Haddad, however, pointed out that all those questions were discussed, debated, and settled at town meeting when residents there voted 170 to 44 in favor of both buying the Farmers Row land and paying for a design plan for a facility to be located there.
Farmers Row resident Scott McDonald noted however that the town meeting vote took place late in the evening and that some residents could not stay that late and so their voices were never heard. McDonald also said there were a number of Fire and Police Department employees who had packed town meeting.
“That was pretty intimidating, really,” McDonald said.
Pursuing the point, Chace asked what size the town’s population was and was told by Town Clerk Michael Bouchard that it was about 10,800 of which 7,500 were registered voters.

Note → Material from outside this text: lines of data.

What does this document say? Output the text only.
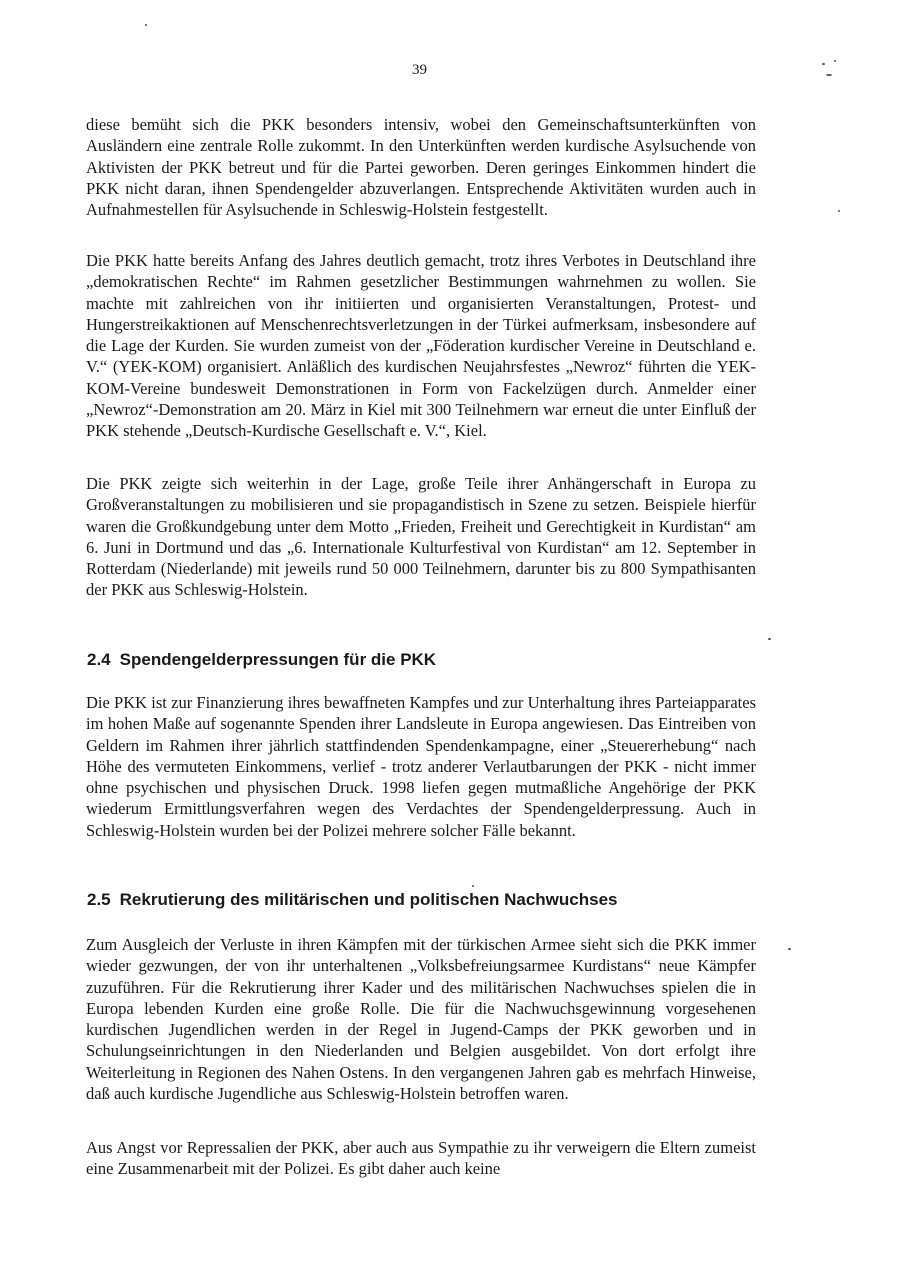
39

diese bemüht sich die PKK besonders intensiv, wobei den Gemeinschaftsunterkünften von Ausländern eine zentrale Rolle zukommt. In den Unterkünften werden kurdische Asylsuchende von Aktivisten der PKK betreut und für die Partei geworben. Deren geringes Einkommen hindert die PKK nicht daran, ihnen Spendengelder abzuverlangen. Entsprechende Aktivitäten wurden auch in Aufnahmestellen für Asylsuchende in Schleswig-Holstein festgestellt.

Die PKK hatte bereits Anfang des Jahres deutlich gemacht, trotz ihres Verbotes in Deutschland ihre „demokratischen Rechte“ im Rahmen gesetzlicher Bestimmungen wahrnehmen zu wollen. Sie machte mit zahlreichen von ihr initiierten und organisierten Veranstaltungen, Protest- und Hungerstreikaktionen auf Menschenrechtsverletzungen in der Türkei aufmerksam, insbesondere auf die Lage der Kurden. Sie wurden zumeist von der „Föderation kurdischer Vereine in Deutschland e. V.“ (YEK-KOM) organisiert. Anläßlich des kurdischen Neujahrsfestes „Newroz“ führten die YEK-KOM-Vereine bundesweit Demonstrationen in Form von Fackelzügen durch. Anmelder einer „Newroz“-Demonstration am 20. März in Kiel mit 300 Teilnehmern war erneut die unter Einfluß der PKK stehende „Deutsch-Kurdische Gesellschaft e. V.“, Kiel.

Die PKK zeigte sich weiterhin in der Lage, große Teile ihrer Anhängerschaft in Europa zu Großveranstaltungen zu mobilisieren und sie propagandistisch in Szene zu setzen. Beispiele hierfür waren die Großkundgebung unter dem Motto „Frieden, Freiheit und Gerechtigkeit in Kurdistan“ am 6. Juni in Dortmund und das „6. Internationale Kulturfestival von Kurdistan“ am 12. September in Rotterdam (Niederlande) mit jeweils rund 50 000 Teilnehmern, darunter bis zu 800 Sympathisanten der PKK aus Schleswig-Holstein.

2.4 Spendengelderpressungen für die PKK

Die PKK ist zur Finanzierung ihres bewaffneten Kampfes und zur Unterhaltung ihres Parteiapparates im hohen Maße auf sogenannte Spenden ihrer Landsleute in Europa angewiesen. Das Eintreiben von Geldern im Rahmen ihrer jährlich stattfindenden Spendenkampagne, einer „Steuererhebung“ nach Höhe des vermuteten Einkommens, verlief - trotz anderer Verlautbarungen der PKK - nicht immer ohne psychischen und physischen Druck. 1998 liefen gegen mutmaßliche Angehörige der PKK wiederum Ermittlungsverfahren wegen des Verdachtes der Spendengelderpressung. Auch in Schleswig-Holstein wurden bei der Polizei mehrere solcher Fälle bekannt.

2.5 Rekrutierung des militärischen und politischen Nachwuchses

Zum Ausgleich der Verluste in ihren Kämpfen mit der türkischen Armee sieht sich die PKK immer wieder gezwungen, der von ihr unterhaltenen „Volksbefreiungsarmee Kurdistans“ neue Kämpfer zuzuführen. Für die Rekrutierung ihrer Kader und des militärischen Nachwuchses spielen die in Europa lebenden Kurden eine große Rolle. Die für die Nachwuchsgewinnung vorgesehenen kurdischen Jugendlichen werden in der Regel in Jugend-Camps der PKK geworben und in Schulungseinrichtungen in den Niederlanden und Belgien ausgebildet. Von dort erfolgt ihre Weiterleitung in Regionen des Nahen Ostens. In den vergangenen Jahren gab es mehrfach Hinweise, daß auch kurdische Jugendliche aus Schleswig-Holstein betroffen waren.

Aus Angst vor Repressalien der PKK, aber auch aus Sympathie zu ihr verweigern die Eltern zumeist eine Zusammenarbeit mit der Polizei. Es gibt daher auch keine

Chace noted then, that only about 3 percent of the town’s voters made the decision at town meeting to move ahead with the project.
“Our form of government is a town meeting form of government,” said Haddad.
With Haddad’s presentation being seriously side tracked, one resident tried to defuse the situation by asking Chace if she had attended the town meeting where the votes were taken.
Forced to answer, Chace admitted that she had not but that at the time was under the impression that the fire station project was far more limited than it was.
“We realize that a vote like this could divide the community and have tried to keep that from happening,” ameliorated Daly when Chace insisted that the decisions made at town meeting had not represented a proper consensus of Groton’s residents.
As proposed, the new fire station is to include a four bay garage and three story administration complex with offices on the first floor; fitness room, dormitory, kitchen, dining room, and day room planned for the second floor; and HVAC and other mechanical equipment to be placed in the third floor “attic” space.
Cost of the 2.7 acre parcel, which is located along one of the town’s most scenic drives, has been set at $350,000 with a final price tag for the fire station building itself estimated at $7.5 million.
Finance Committee chairman Jay Prager, who also attended last week’s public hearing, listed questions raised by the FinCom including apparent redundancies in the design of the new building and how the size of the building grew to its proposed 18,500 square feet.
“We must consider carefully the size and cost of the project,” cautioned Prager suggesting that maybe the whole thing should be presented as a ballot question so the entire electorate could weigh in on it rather than the few who attend town meeting.
“There may be reasons to put financial bounds on this and I think the taxpayers should have a say in that,” said Prager.
Selectman Anna Eliot explained that the size of the building increased after a professional study was done on the project, something that had been lacking in previous proposals where the square footage was less.
“We’d all like to live in an ideal world but we don’t,” commented Broadmeadow Road resident Lynn Chace about the need for a new station that was a perfect “10.” She backed Prager’s suggestion that the overall question should be left up to the taxpayers.
“We’ve cut back on a lot of stuff,” said fire chief Joseph Bosselait of efforts to keep project costs down.
Last week’s public hearing ended with the conclusion of Haddad’s presentation which outlined such next steps as continued outreach to the public and meetings with the town’s various land use boards as the permitting process moved forward.
The committee will also seek passage of a pair of measures at fall town meeting covering extension of the town’s sewer line to the Farmers Row property where the new station is to be located and a zoning change for the property from agricultural to municipal use.
Meanwhile, Chace said that she will continue to seek support for her citizens’ petition and plans to stand before the 225 Farmers Row property on Tuesday and Thursday evenings through the rest of August between the hours of 5 p.m. and 7 p.m. to collect signatures.
Those interested in learning more about the project can visit the town’s website for information.